I have tried to look at the election through the eyes of a Trump voter and I can only see people looking for a scapegoat, which I find ironic. I have had to make peace with the fact that no matter what there are fellow Americans who will support Trump even if he manages to get us all nuked off the face of the earth. There is someone whose last thought just before being vaporized is that this man was the best president ever. Tact and diplomacy are vital skills for a president, yet he has neither. He has bluster and chicanery. He dangles a shiny object (a wall, for instance) in front of people to distract them from what he is really doing (dismantling democracy.)
I'm still not convinced he ever really wanted the job; the publicity, absolutely, but not the job. I'm definitely not convinced that he has what is best for the country at heart. I am convinced that his primary goal is to further enrich his family and himself.
I'm exhausted and depressed to the point of physically aching, and there's something deep in my soul that is tired of the cycles of history and sighs wearily as it says, “not this sh*t again.” I try to take comfort in the unity that has arisen, but I am worn out from a lifetime of clinging to silver linings from storm clouds. Right now I'll settle for no nuclear war and for national lands to be saved. I remember the Cold War and never once believed that we would actually be attacked or that we would attack, I am not so self-assured now.

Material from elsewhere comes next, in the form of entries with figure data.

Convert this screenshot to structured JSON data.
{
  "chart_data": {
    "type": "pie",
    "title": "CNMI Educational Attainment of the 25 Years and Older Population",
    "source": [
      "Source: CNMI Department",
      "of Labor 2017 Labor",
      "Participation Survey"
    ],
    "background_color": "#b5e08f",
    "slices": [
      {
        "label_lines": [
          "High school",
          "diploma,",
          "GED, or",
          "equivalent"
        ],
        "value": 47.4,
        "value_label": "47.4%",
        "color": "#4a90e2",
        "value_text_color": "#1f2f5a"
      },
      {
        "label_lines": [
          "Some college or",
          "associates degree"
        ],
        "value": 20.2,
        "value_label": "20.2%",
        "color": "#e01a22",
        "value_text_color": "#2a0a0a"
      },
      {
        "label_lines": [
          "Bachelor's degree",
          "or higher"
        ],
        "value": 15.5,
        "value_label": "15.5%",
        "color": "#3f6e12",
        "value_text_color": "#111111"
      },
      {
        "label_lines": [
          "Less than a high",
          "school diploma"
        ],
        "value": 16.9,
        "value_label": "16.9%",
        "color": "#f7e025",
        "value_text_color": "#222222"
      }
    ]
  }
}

Being Independent, this election, to me, was not about Democrat vs Republican or liberal vs conservative or man vs woman. It was about this particular candidate. If any other Republican had been elected I don't think we would be seeing the protests that are happening. It's about competence more than politics. On election night I felt as though I was falling down the rabbit hole and I thought I could handle this because I naively thought he'd be kept under control by less impulsive people around him. I thought Congress would keep him in check, as it is supposed to do. At least the Judicial branch still remembers how to do its job. The rest of the government should take heed from one of its founders, Alexander Hamilton, who wrote in 1778: "When avarice takes the lead in a state, it is commonly the forerunner of its fall."